The Truth About How An Ominous Radio Message Reportedly Sent Thousands Fleeing From Their Homes

It’s fall 1938, and all around America, families are sitting in front of their radios, ready for some entertainment. All of a sudden, the show they’ve been waiting for is interrupted. A news flash tells the listeners that there’s been an invasion. Panic grips the audience, and many of them apparently run out into the street. But there's actually much more to this story.

Chilling tones

In chilling tones, a narrator’s telling the listening public, “I can make out a small beam of light against a mirror. What’s that? There’s a jet of flame springing from the mirror, and it leaps right at the advancing men.
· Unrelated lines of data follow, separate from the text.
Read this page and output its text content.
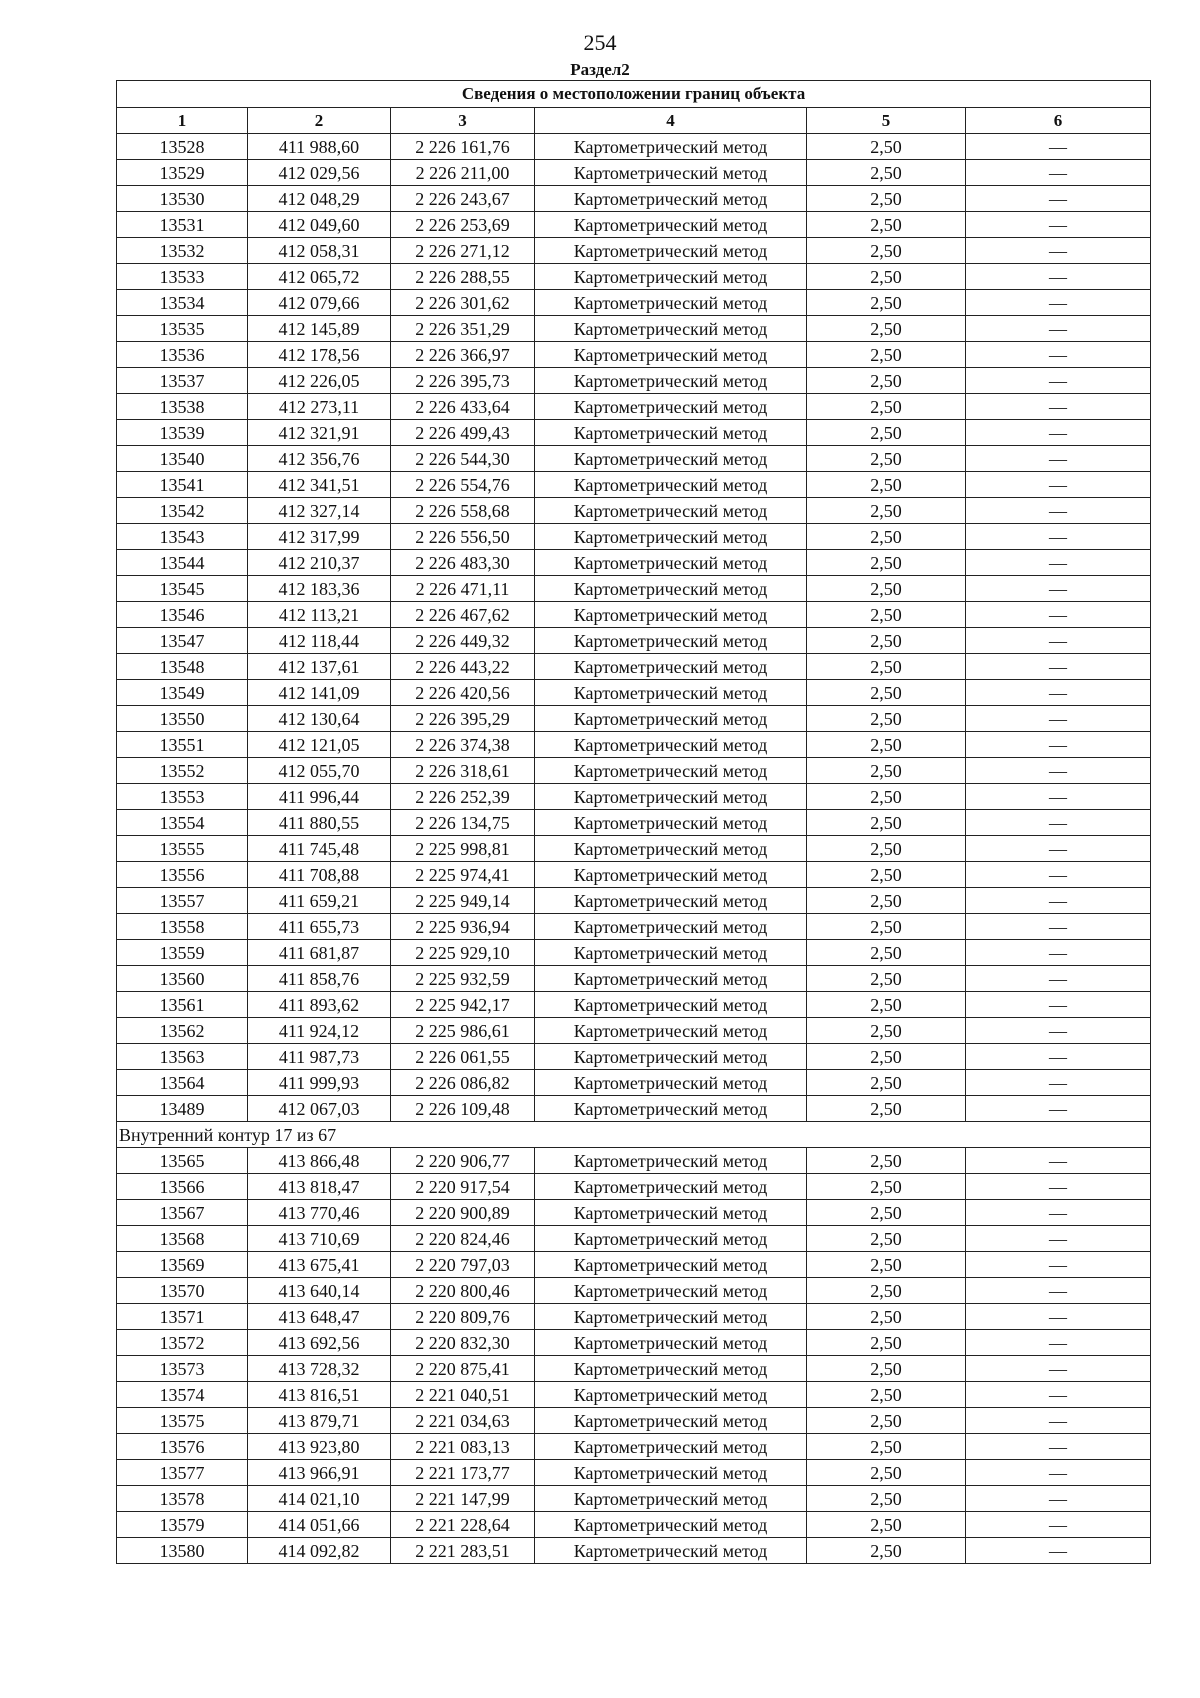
254
Раздел2
Сведения о местоположении границ объекта					
1	2	3	4	5	6
13528	411 988,60	2 226 161,76	Картометрический метод	2,50	—
13529	412 029,56	2 226 211,00	Картометрический метод	2,50	—
13530	412 048,29	2 226 243,67	Картометрический метод	2,50	—
13531	412 049,60	2 226 253,69	Картометрический метод	2,50	—
13532	412 058,31	2 226 271,12	Картометрический метод	2,50	—
13533	412 065,72	2 226 288,55	Картометрический метод	2,50	—
13534	412 079,66	2 226 301,62	Картометрический метод	2,50	—
13535	412 145,89	2 226 351,29	Картометрический метод	2,50	—
13536	412 178,56	2 226 366,97	Картометрический метод	2,50	—
13537	412 226,05	2 226 395,73	Картометрический метод	2,50	—
13538	412 273,11	2 226 433,64	Картометрический метод	2,50	—
13539	412 321,91	2 226 499,43	Картометрический метод	2,50	—
13540	412 356,76	2 226 544,30	Картометрический метод	2,50	—
13541	412 341,51	2 226 554,76	Картометрический метод	2,50	—
13542	412 327,14	2 226 558,68	Картометрический метод	2,50	—
13543	412 317,99	2 226 556,50	Картометрический метод	2,50	—
13544	412 210,37	2 226 483,30	Картометрический метод	2,50	—
13545	412 183,36	2 226 471,11	Картометрический метод	2,50	—
13546	412 113,21	2 226 467,62	Картометрический метод	2,50	—
13547	412 118,44	2 226 449,32	Картометрический метод	2,50	—
13548	412 137,61	2 226 443,22	Картометрический метод	2,50	—
13549	412 141,09	2 226 420,56	Картометрический метод	2,50	—
13550	412 130,64	2 226 395,29	Картометрический метод	2,50	—
13551	412 121,05	2 226 374,38	Картометрический метод	2,50	—
13552	412 055,70	2 226 318,61	Картометрический метод	2,50	—
13553	411 996,44	2 226 252,39	Картометрический метод	2,50	—
13554	411 880,55	2 226 134,75	Картометрический метод	2,50	—
13555	411 745,48	2 225 998,81	Картометрический метод	2,50	—
13556	411 708,88	2 225 974,41	Картометрический метод	2,50	—
13557	411 659,21	2 225 949,14	Картометрический метод	2,50	—
13558	411 655,73	2 225 936,94	Картометрический метод	2,50	—
13559	411 681,87	2 225 929,10	Картометрический метод	2,50	—
13560	411 858,76	2 225 932,59	Картометрический метод	2,50	—
13561	411 893,62	2 225 942,17	Картометрический метод	2,50	—
13562	411 924,12	2 225 986,61	Картометрический метод	2,50	—
13563	411 987,73	2 226 061,55	Картометрический метод	2,50	—
13564	411 999,93	2 226 086,82	Картометрический метод	2,50	—
13489	412 067,03	2 226 109,48	Картометрический метод	2,50	—
Внутренний контур 17 из 67					
13565	413 866,48	2 220 906,77	Картометрический метод	2,50	—
13566	413 818,47	2 220 917,54	Картометрический метод	2,50	—
13567	413 770,46	2 220 900,89	Картометрический метод	2,50	—
13568	413 710,69	2 220 824,46	Картометрический метод	2,50	—
13569	413 675,41	2 220 797,03	Картометрический метод	2,50	—
13570	413 640,14	2 220 800,46	Картометрический метод	2,50	—
13571	413 648,47	2 220 809,76	Картометрический метод	2,50	—
13572	413 692,56	2 220 832,30	Картометрический метод	2,50	—
13573	413 728,32	2 220 875,41	Картометрический метод	2,50	—
13574	413 816,51	2 221 040,51	Картометрический метод	2,50	—
13575	413 879,71	2 221 034,63	Картометрический метод	2,50	—
13576	413 923,80	2 221 083,13	Картометрический метод	2,50	—
13577	413 966,91	2 221 173,77	Картометрический метод	2,50	—
13578	414 021,10	2 221 147,99	Картометрический метод	2,50	—
13579	414 051,66	2 221 228,64	Картометрический метод	2,50	—
13580	414 092,82	2 221 283,51	Картометрический метод	2,50	—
It strikes them head on! Good Lord, they’re turning into flame!” Terrifying stuff.

Thousands panic

No wonder the audience was scared — and, apparently, thousands panicked and went out into the streets. The shock was reportedly enormous. Everyone says that Orson Welles’ famous broadcast caused terror, but when people have taken a closer look at the facts, it seems that the real picture is far more complicated.

A tale often told

The story’s well known now, with the tale of how the Mercury Theatre radio show caused a hysterical reaction being shared again and again over the decades. But at the turn of the century, some experts started to look more closely at the story. And a professor named W. Joseph Campbell has since claimed that those reports had little if any grounding in reality.

Way back then

The broadcast we’re going to look at happened in 1938. Back then, FDR was president of the United States, and men who’d fought in the Civil War still lived and remembered. Superman was just beginning his life in Action Comics, and Joe Louis had recently KO’d Max Schmeling in round one.